Наступила тишина. Уолсингем пригладил свою темную бороду Казалось, он всецело поглощен услышанным, как охотничья собака запахом. Наконец он произнес:

— Джон, теперь выслушайте меня. Вы высказали, что хотели, но я должен сообщить вам, что у вас слишком мало доказательств. Подумайте, Ричард Топклифф — фаворит королевы. Он руководит всеми допросами в Тауэре. За свою преданность Топклифф даже получил разрешение от Тайного совета оборудовать в собственном доме дыбу. Он — член парламента от Солсбери и по-своему сражается за Англию. Все это факты. А у вас только слова слепого немощного монаха и собственные предположения. У вас нет доказательств.

— Но…

— Я же сказал, послушайте. У вас нет доказательств, Джон, и на этом вам следует закончить это дело. Однако вы проделали огромную работу для меня и для Англии. Вы спасли жизнь Дрейку, отправив его к берегам Испании. Я не стану обращать внимания на грязные слухи о вас и некой католичке Марвелл, ибо я уверен, что вы не настолько глупы, чтобы спутаться с подобной персоной. Я даю вам свободу действий. Можете использовать эти сведения против Топклиффа, чтобы защитить собственное будущее. Кому-то это покажется шантажом. Я бы назвал это сделкой. Дайте Топклиффу понять, что, если он не откажется от всех обвинений против вас, то вы будете вынуждены передать все, что знаете, лорду Говарду Эффингемскому. Это заставит Топклиффа задуматься. Он знает, что Говард, в свою очередь, передаст ваши словам Ее величеству, а этого ему хочется меньше всего.

— Почему мне сразу не пойти к Говарду?

Уолсингем немного повысил голос, что мог заметить только тот, кто хорошо его знал.

— Потому, Джон, что вы рискуете сплясать под Тайберновским деревом, а уязвленный Топклифф всего лишь будет сослан в свое имение. А это не устроит ни меня, ни вас. Вы мне нужны, Джон. Но и Топклифф мне тоже нужен.
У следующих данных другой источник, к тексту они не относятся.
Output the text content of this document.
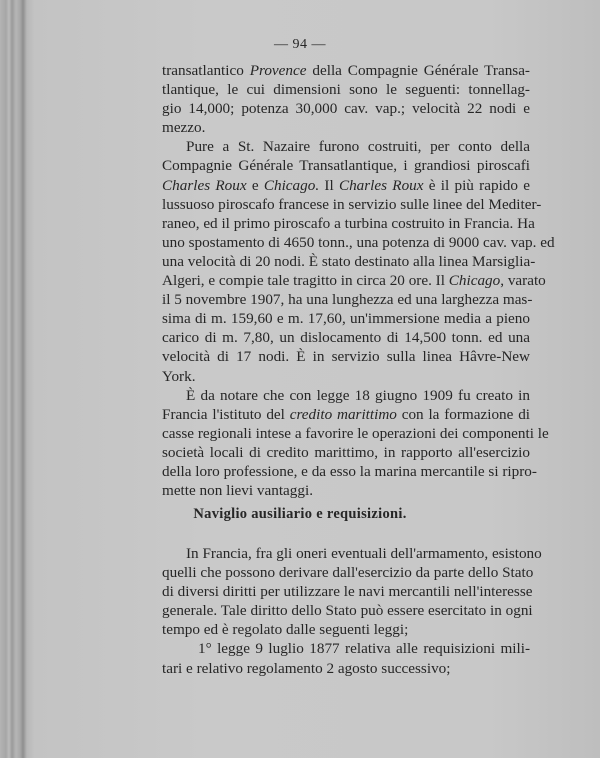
— 94 —

transatlantico Provence della Compagnie Générale Transa-
tlantique, le cui dimensioni sono le seguenti: tonnellag-
gio 14,000; potenza 30,000 cav. vap.; velocità 22 nodi e
mezzo.

Pure a St. Nazaire furono costruiti, per conto della
Compagnie Générale Transatlantique, i grandiosi piroscafi
Charles Roux e Chicago. Il Charles Roux è il più rapido e
lussuoso piroscafo francese in servizio sulle linee del Mediter-
raneo, ed il primo piroscafo a turbina costruito in Francia. Ha
uno spostamento di 4650 tonn., una potenza di 9000 cav. vap. ed
una velocità di 20 nodi. È stato destinato alla linea Marsiglia-
Algeri, e compie tale tragitto in circa 20 ore. Il Chicago, varato
il 5 novembre 1907, ha una lunghezza ed una larghezza mas-
sima di m. 159,60 e m. 17,60, un'immersione media a pieno
carico di m. 7,80, un dislocamento di 14,500 tonn. ed una
velocità di 17 nodi. È in servizio sulla linea Hâvre-New
York.

È da notare che con legge 18 giugno 1909 fu creato in
Francia l'istituto del credito marittimo con la formazione di
casse regionali intese a favorire le operazioni dei componenti le
società locali di credito marittimo, in rapporto all'esercizio
della loro professione, e da esso la marina mercantile si ripro-
mette non lievi vantaggi.

Naviglio ausiliario e requisizioni.

In Francia, fra gli oneri eventuali dell'armamento, esistono
quelli che possono derivare dall'esercizio da parte dello Stato
di diversi diritti per utilizzare le navi mercantili nell'interesse
generale. Tale diritto dello Stato può essere esercitato in ogni
tempo ed è regolato dalle seguenti leggi;

1° legge 9 luglio 1877 relativa alle requisizioni mili-
tari e relativo regolamento 2 agosto successivo;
Дома, в прихожей, Джон Шекспир лицом к лицу столкнулся с братом. Он в изумлении огляделся.

— Уильям! Ты что здесь делаешь? И объясни, ради всего святого, кто эти солдаты?

— Это актеры труппы «Королевская рать», они взяли меня к себе, потому что им не хватало людей. Скоро наше выступление в «Театре» в Шордиче, однако мы уже устроили прекрасный спектакль.

— Тебе придется объясниться.

Пребывая в расстроенных чувствах, Шекспир мог думать только о разговоре с Уолсингемом и о том, как ему теперь поступить.

— Мы сыграли солдат. Разве мы не похожи?

— Действительно, похожи. — Шекспир слабо улыбнулся и наконец обнял брата здоровой рукой. Он сделал шаг назад и внимательно оглядел его. Они не виделись два года.

Уильям хлопнул в ладоши и, словно ожидая его сигнала, по лестнице спустились Джейн и Кэтрин, держа за руки детей Томаса Вуда. Джейн и дети улыбались.

— Джон, за ними приходил Топклифф. Джейн сделала вид, что отправилась на рынок и нашла меня в «Театре». Я пришел с друзьями, которые нарядились солдатами. Топклифф вышиб дверь, чтобы забрать госпожу Марвелл и детей, но наткнулся на нас. Мы уже репетировали батальные сцены, поэтому мы пробрались в костюмерную, чтобы раздобыть все это облачение, и опустошили ящик с бутафорским оружием. К счастью, оно нам не понадобилось, ибо лезвия мечей не острее овечьих зубов. Знай Топклифф, что мы всего лишь актеры, вряд ли он ретировался так охотно. Итак, мы неплохо провели время и выпроводили его и его банду. Но боюсь, что мы поиздержались. Пьеса должна быть сыграна сегодня.

Шекспир не слушал. Его взгляд был прикован к Кэтрин, и он медленно, словно во сне, двинулся к ней через прихожую. Ему хотелось заключить ее в объятия, но он вспомнил, что они не одни. Кэтрин выпустила руку малышки Грейс и коснулась его руки. Она увидела перевязь, что поддерживала его поврежденную руку, но промолчала. Она была бледна, скована напряжением и тревогой.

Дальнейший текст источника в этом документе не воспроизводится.